During its 2017 Winter Conference, CableLabs® announced the launch of the point-to-point (P2P) Coherent Optics specification project. The project looks into the evolution of cable’s optical access network, addresses its fiber shortage challenge, and re-designs digital coherent system from long-haul and metro solutions to the access network applications. This specification allows operators to best leverage the existing fiber infrastructure to withstand the exponential growth in capacity and services for residential and business subscribers while keeping cost down as much as possible.
When cable operators look to deploy coherent optics into their access networks, they are typically faced with two options: deploy coherent optics on the existing 10G system or build a new coherent-only connection. The ideal network for deploying such coherent systems would be a green field deployment on fibers without any compensation devices such as dispersion compensation modules (DCM) and other wavelength channels. However, in practice, to make the upgrade cost-effective, only one or a few channels may be upgraded in many brown field installations, depending on capacity demand. That means many of these networks that are deployed already with WDM analog DOCSIS technology and/or 10G on-off keying (OOK) services will coexist with a coherent system to support a hybrid scenario over the same fiber transmission. Such a hybrid configuration needs to be studied, especially the cross-phase modulation (XPM) impairment in the fiber nonlinear regime, to provide this option for operators to effectively support 100G on their existing networks. In this work, we fill the gap by presenting extensive experimental verifications under various coexistence scenarios and provide operational and deployment guidance for such use cases.

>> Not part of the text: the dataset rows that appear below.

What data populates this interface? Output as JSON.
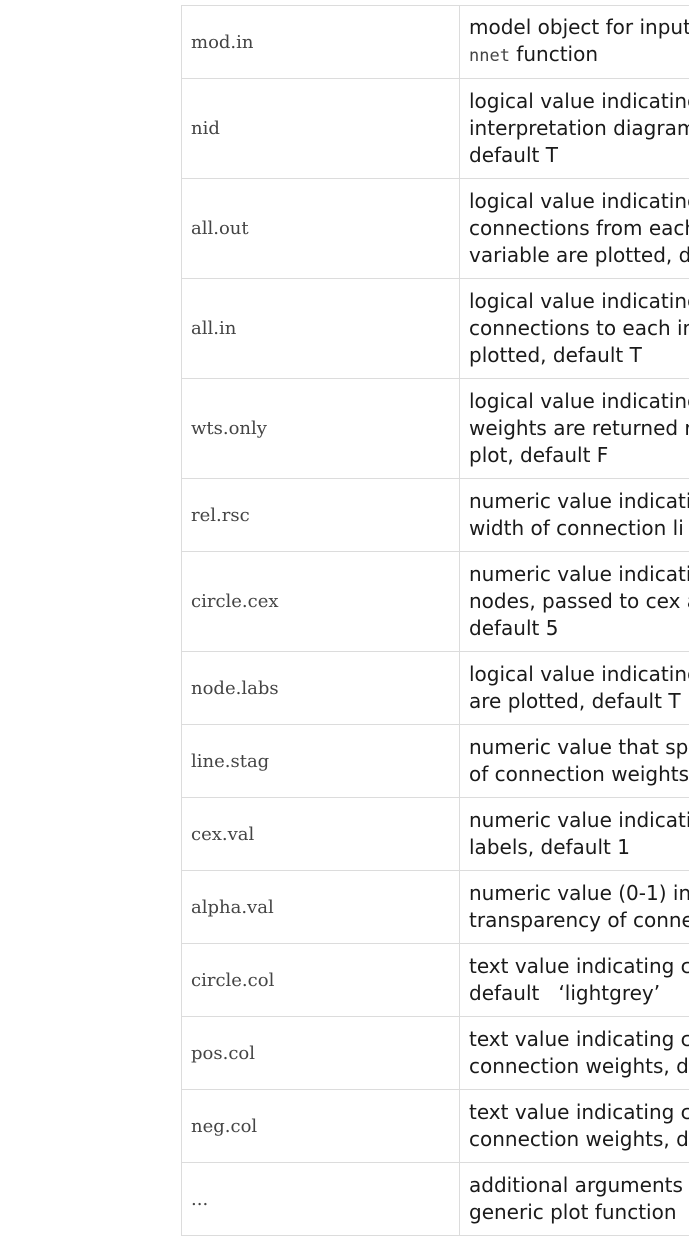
{
  "rows": [
    {
      "name": "mod.in",
      "lines": [
        "model object for input",
        "nnet function"
      ]
    },
    {
      "name": "nid",
      "lines": [
        "logical value indicating",
        "interpretation diagram",
        "default T"
      ]
    },
    {
      "name": "all.out",
      "lines": [
        "logical value indicating",
        "connections from each",
        "variable are plotted, d"
      ]
    },
    {
      "name": "all.in",
      "lines": [
        "logical value indicating",
        "connections to each in",
        "plotted, default T"
      ]
    },
    {
      "name": "wts.only",
      "lines": [
        "logical value indicating",
        "weights are returned r",
        "plot, default F"
      ]
    },
    {
      "name": "rel.rsc",
      "lines": [
        "numeric value indicati",
        "width of connection li"
      ]
    },
    {
      "name": "circle.cex",
      "lines": [
        "numeric value indicati",
        "nodes, passed to cex a",
        "default 5"
      ]
    },
    {
      "name": "node.labs",
      "lines": [
        "logical value indicating",
        "are plotted, default T"
      ]
    },
    {
      "name": "line.stag",
      "lines": [
        "numeric value that spe",
        "of connection weights"
      ]
    },
    {
      "name": "cex.val",
      "lines": [
        "numeric value indicati",
        "labels, default 1"
      ]
    },
    {
      "name": "alpha.val",
      "lines": [
        "numeric value (0-1) in",
        "transparency of conne"
      ]
    },
    {
      "name": "circle.col",
      "lines": [
        "text value indicating c",
        "default   ‘lightgrey’"
      ]
    },
    {
      "name": "pos.col",
      "lines": [
        "text value indicating c",
        "connection weights, d"
      ]
    },
    {
      "name": "neg.col",
      "lines": [
        "text value indicating c",
        "connection weights, d"
      ]
    },
    {
      "name": "...",
      "lines": [
        "additional arguments",
        "generic plot function"
      ]
    }
  ],
  "inline_code": {
    "nnet": "nnet",
    "mod_in_line2_suffix": " function"
  }
}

Additionally, according to a recent operators’ survey, 20 percent of existing cable access networks use a single-fiber topology. This means that downstream and upstream transmission to nodes takes place on a single strand of fiber. This number is expected to grow further in the near future. Therefore, bidirectional transmission is needed for coherent signals to support single-fiber topologies and to facilitate the business use and redundancy of optical links. CableLabs’ Full Duplex Coherent Optics (FDCO) proposal and the experiments that demonstrate simultaneous bi-directional transmission over single fiber and single wavelength are described. This paper shows how FDCO effectively doubles fiber capacity in a coherent optics-based fiber distribution network. The major impairment in the FDCO system is optical return loss (ORL) or optical reflections including all discrete reflections (Fresnel) and continuous reflections (backscatter). In this paper, the impact of ORL for FDCO is also analyzed and quantified for various configurations.